If Ethereum stopped burning fees tomorrow, the whole supply picture changes in a big way. That burn is what turned ETH into “ultrasound money” and gave it this edge of being more than just gas for the network. Every time someone trades an NFT, moves stablecoins, or plays around in DeFi, a little bit of ETH disappears forever. That slow drip of deflation has been a key part of the ETH narrative.
Take that away, and ETH suddenly becomes inflationary again. Staking rewards keep adding new supply, but now there’s nothing balancing it out. In the short term, price probably wouldn’t collapse. ETH isn’t just propped up by the burn, people use it every day, developers still build on it, and the ecosystem doesn’t vanish overnight. But if you zoom out, the story investors tell themselves about ETH changes.
See, one of the big reasons people compare ETH to Bitcoin is because of that scarcity angle. Bitcoin’s cap is hardcoded at 21 million, no one can argue with that. ETH’s burn mechanism wasn’t exactly the same thing, but it gave holders a reason to believe ETH could trend deflationary, which is rare for a major crypto asset.
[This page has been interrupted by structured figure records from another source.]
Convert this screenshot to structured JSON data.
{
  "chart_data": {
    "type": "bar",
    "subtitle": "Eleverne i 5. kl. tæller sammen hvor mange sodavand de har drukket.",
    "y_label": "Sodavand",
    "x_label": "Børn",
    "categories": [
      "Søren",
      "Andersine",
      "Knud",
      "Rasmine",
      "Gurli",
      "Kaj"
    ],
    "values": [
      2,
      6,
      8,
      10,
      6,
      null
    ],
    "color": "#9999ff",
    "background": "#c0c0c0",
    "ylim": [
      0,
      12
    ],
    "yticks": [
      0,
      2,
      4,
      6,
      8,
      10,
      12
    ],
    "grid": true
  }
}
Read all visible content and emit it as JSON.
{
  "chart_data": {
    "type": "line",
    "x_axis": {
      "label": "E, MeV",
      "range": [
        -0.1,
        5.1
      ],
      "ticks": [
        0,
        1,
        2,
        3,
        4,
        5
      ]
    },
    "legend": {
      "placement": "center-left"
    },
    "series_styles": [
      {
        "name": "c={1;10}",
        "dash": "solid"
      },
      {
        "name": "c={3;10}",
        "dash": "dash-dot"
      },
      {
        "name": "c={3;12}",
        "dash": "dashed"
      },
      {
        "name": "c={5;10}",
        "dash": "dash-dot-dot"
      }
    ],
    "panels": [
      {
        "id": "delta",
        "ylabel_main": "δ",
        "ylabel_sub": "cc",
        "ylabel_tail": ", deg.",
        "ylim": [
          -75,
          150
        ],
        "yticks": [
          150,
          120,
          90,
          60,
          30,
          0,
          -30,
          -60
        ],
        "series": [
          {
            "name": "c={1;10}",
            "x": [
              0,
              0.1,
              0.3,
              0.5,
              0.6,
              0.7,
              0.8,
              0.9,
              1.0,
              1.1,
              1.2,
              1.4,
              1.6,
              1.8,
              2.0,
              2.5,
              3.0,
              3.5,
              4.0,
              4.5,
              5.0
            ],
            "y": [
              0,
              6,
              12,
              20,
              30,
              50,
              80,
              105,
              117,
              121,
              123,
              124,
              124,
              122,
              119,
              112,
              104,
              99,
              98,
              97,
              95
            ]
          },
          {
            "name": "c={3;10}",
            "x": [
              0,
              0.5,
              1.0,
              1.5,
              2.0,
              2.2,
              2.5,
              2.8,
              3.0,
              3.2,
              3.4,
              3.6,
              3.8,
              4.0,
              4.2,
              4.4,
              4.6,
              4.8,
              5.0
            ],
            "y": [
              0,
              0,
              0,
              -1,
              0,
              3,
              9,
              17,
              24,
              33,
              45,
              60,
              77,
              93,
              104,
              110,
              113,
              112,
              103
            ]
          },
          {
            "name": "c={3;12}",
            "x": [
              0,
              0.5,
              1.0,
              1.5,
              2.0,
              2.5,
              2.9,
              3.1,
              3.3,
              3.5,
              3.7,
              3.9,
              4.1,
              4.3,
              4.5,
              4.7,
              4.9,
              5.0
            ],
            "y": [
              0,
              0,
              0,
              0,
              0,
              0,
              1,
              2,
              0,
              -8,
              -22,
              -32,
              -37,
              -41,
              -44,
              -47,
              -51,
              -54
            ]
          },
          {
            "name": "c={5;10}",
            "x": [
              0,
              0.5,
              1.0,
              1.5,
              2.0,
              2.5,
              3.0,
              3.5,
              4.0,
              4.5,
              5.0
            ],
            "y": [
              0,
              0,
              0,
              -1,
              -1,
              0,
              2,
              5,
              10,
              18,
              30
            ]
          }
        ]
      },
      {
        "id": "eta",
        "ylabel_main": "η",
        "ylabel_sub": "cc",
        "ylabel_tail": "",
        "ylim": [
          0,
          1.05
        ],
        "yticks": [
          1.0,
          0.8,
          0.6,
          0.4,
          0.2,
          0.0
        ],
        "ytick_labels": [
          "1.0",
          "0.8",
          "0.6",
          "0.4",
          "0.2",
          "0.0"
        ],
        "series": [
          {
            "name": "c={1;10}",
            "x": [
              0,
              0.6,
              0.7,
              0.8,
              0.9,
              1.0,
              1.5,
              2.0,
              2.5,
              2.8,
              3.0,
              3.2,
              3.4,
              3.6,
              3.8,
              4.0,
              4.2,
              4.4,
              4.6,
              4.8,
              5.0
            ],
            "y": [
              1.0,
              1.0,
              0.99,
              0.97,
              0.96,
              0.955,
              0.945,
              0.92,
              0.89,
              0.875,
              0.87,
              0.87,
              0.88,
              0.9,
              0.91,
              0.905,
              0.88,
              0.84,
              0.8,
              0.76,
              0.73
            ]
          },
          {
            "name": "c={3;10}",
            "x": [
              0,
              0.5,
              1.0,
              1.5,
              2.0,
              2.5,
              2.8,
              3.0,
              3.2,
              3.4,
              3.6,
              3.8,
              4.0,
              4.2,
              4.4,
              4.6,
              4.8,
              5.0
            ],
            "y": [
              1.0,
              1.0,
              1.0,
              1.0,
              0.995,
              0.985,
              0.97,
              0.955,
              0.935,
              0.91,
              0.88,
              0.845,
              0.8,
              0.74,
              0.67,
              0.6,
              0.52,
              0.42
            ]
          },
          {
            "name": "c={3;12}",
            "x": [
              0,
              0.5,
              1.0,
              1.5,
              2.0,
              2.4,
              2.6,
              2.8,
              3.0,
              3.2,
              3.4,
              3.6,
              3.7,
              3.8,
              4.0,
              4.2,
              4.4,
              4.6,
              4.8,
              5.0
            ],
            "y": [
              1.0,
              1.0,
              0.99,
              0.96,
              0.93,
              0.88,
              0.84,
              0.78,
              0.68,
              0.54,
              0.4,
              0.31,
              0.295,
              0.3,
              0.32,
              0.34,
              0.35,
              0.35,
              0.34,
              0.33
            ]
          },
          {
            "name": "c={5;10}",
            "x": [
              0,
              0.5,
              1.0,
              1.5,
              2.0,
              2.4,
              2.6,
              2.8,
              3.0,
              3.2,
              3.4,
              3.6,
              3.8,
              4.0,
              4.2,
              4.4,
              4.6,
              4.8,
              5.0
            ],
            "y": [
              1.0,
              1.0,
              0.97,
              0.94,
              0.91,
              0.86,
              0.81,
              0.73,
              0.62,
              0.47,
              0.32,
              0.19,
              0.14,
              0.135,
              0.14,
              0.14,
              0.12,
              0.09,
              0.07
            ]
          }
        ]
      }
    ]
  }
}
Without that, ETH looks less like “digital money” and more like a utility token you need to spend to run apps. That’s still valuable, but it’s not the same narrative strength.
If you ask me, this hits ETH in two ways long term: one, the “store of value” argument takes a hit. Two, institutions that like the predictable scarcity angle might lean heavier into Bitcoin and see ETH more as infrastructure than an asset to hold. That doesn’t mean ETH loses all value—far from it. As long as DeFi, gaming, stablecoins, and tokenized assets live on Ethereum, demand for ETH is baked in. But that extra premium ETH has been enjoying because of the burn? That fades.
The bigger question isn’t just “does ETH survive without burning?”, of course it does. It’s more like “what does ETH become without burning?” Does it stay this dual-purpose money and fuel, or does it slowly shift to being treated as pure utility? Either way, it doesn’t kill Ethereum, but it definitely changes how people frame it in the long-term conversation.